The politics of the activists and workers comes through in the militant, class-conscious speeches and the slogans on the banners, "Workers of the World Unite." The idea that another world is possible rings throughout the story. As Paul Foot wrote:

In the same way, the socialist ideas which inspired people's brains were suddenly resurrected in physical reality. An injury to one was an injury to all. The strong did help the weak, the able-bodied did help the disabled. The seeds of a new society founded on cooperation, common interest and human effort bent to human need were sown in the struggle against the old one.

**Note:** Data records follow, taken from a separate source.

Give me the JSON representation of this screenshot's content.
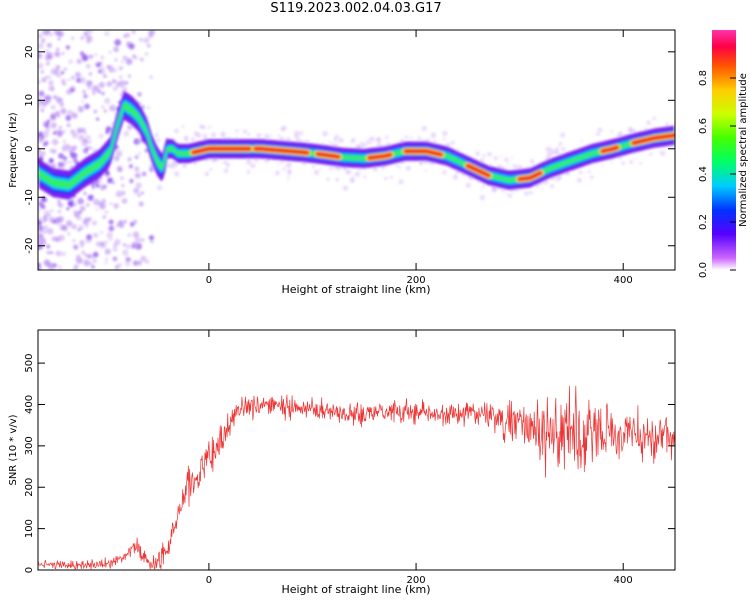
{
  "title": "S119.2023.002.04.03.G17",
  "chart_data": [
    {
      "type": "heatmap",
      "xlabel": "Height of straight line (km)",
      "ylabel": "Frequency (Hz)",
      "xlim": [
        -165,
        450
      ],
      "ylim": [
        -25,
        24.5
      ],
      "xticks": [
        0,
        200,
        400
      ],
      "yticks": [
        -20,
        -10,
        0,
        10,
        20
      ],
      "ridge": {
        "x": [
          -165,
          -150,
          -135,
          -120,
          -105,
          -95,
          -88,
          -82,
          -75,
          -68,
          -60,
          -55,
          -50,
          -45,
          -40,
          -35,
          -30,
          -20,
          0,
          50,
          90,
          110,
          130,
          150,
          170,
          190,
          210,
          230,
          250,
          270,
          290,
          310,
          330,
          350,
          370,
          390,
          410,
          430,
          450
        ],
        "y": [
          -5,
          -7,
          -7.5,
          -5,
          -3,
          -0.5,
          5,
          9,
          8,
          6.5,
          3.5,
          0,
          -2.5,
          -4,
          0,
          0,
          -1,
          -1,
          0,
          0,
          -0.7,
          -1.2,
          -1.8,
          -2,
          -1.5,
          -0.5,
          -0.5,
          -1.5,
          -3.5,
          -5.5,
          -6.5,
          -6,
          -4,
          -2.5,
          -1,
          0,
          1.2,
          2.2,
          2.8
        ]
      },
      "colorbar": {
        "label": "Normalized spectral amplitude",
        "ticks": [
          0.0,
          0.2,
          0.4,
          0.6,
          0.8
        ],
        "range": [
          0,
          1
        ]
      }
    },
    {
      "type": "line",
      "xlabel": "Height of straight line (km)",
      "ylabel": "SNR (10 * v/v)",
      "xlim": [
        -165,
        450
      ],
      "ylim": [
        0,
        580
      ],
      "xticks": [
        0,
        200,
        400
      ],
      "yticks": [
        0,
        100,
        200,
        300,
        400,
        500
      ],
      "color": "#ee3333",
      "trend": {
        "x": [
          -165,
          -130,
          -100,
          -80,
          -70,
          -60,
          -50,
          -40,
          -30,
          -20,
          -10,
          0,
          10,
          20,
          30,
          40,
          60,
          100,
          150,
          200,
          250,
          300,
          330,
          350,
          370,
          400,
          430,
          450
        ],
        "y": [
          15,
          10,
          15,
          35,
          60,
          20,
          15,
          50,
          140,
          200,
          240,
          270,
          300,
          350,
          385,
          395,
          400,
          390,
          375,
          380,
          380,
          360,
          340,
          330,
          340,
          330,
          320,
          330
        ]
      },
      "noise": {
        "x": [
          -165,
          -50,
          0,
          50,
          250,
          300,
          330,
          350,
          370,
          400,
          450
        ],
        "amplitude": [
          6,
          20,
          45,
          20,
          25,
          40,
          80,
          110,
          90,
          55,
          40
        ]
      }
    }
  ]
}
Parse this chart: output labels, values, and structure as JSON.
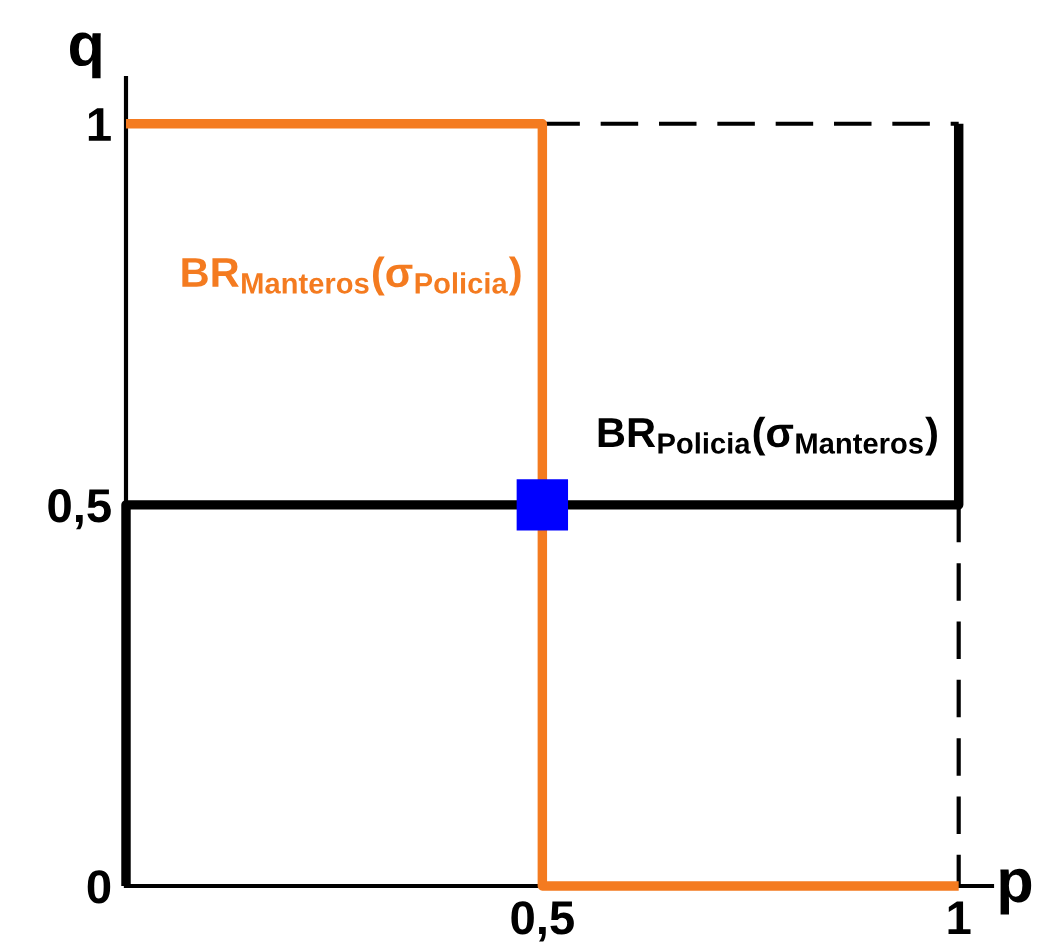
{
  "chart_data": {
    "type": "line",
    "xlabel": "p",
    "ylabel": "q",
    "xlim": [
      0,
      1.04
    ],
    "ylim": [
      0,
      1.06
    ],
    "xticks": [
      {
        "value": 0.5,
        "label": "0,5"
      },
      {
        "value": 1,
        "label": "1"
      }
    ],
    "yticks": [
      {
        "value": 0,
        "label": "0"
      },
      {
        "value": 0.5,
        "label": "0,5"
      },
      {
        "value": 1,
        "label": "1"
      }
    ],
    "series": [
      {
        "color": "#f47b20",
        "x": [
          0,
          0.5,
          0.5,
          1
        ],
        "values": [
          1,
          1,
          0,
          0
        ]
      },
      {
        "color": "#000000",
        "x": [
          0,
          0,
          1,
          1
        ],
        "values": [
          0,
          0.5,
          0.5,
          1
        ]
      },
      {
        "color": "#000000",
        "x": [
          0.5,
          1
        ],
        "values": [
          1,
          1
        ],
        "line_style": "dashed"
      },
      {
        "color": "#000000",
        "x": [
          1,
          1
        ],
        "values": [
          0.5,
          0
        ],
        "line_style": "dashed"
      },
      {
        "type": "scatter",
        "color": "#0000ff",
        "x": [
          0.5
        ],
        "values": [
          0.5
        ],
        "marker": "square"
      }
    ],
    "annotations": [
      {
        "text": "BR$_{Manteros}$(σ$_{Policia}$)",
        "x": 0.5,
        "y": 0.8
      },
      {
        "text": "BR$_{Policia}$(σ$_{Manteros}$)",
        "x": 1,
        "y": 0.59
      }
    ]
  }
}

These changes burst out of the mining areas. Through the summer and autumn of 1984 they started to infect and inspire hundreds of thousands of people who had called themselves socialists, but had begun to give up hope. Into every crack and crevice of the labor movement came the black-and-yellow slogan COAL NOT DOLE, waking and inspiring all but the most somnolent and sectarian fossils.

We must reclaim this history. In this regard, Pride is a gift for us. We should use these lessons not only as inspiration, but also as a manual for the struggles sure to come. Win or loose, working-class solidarity against the Thatchers of our day must be an action and not just a word.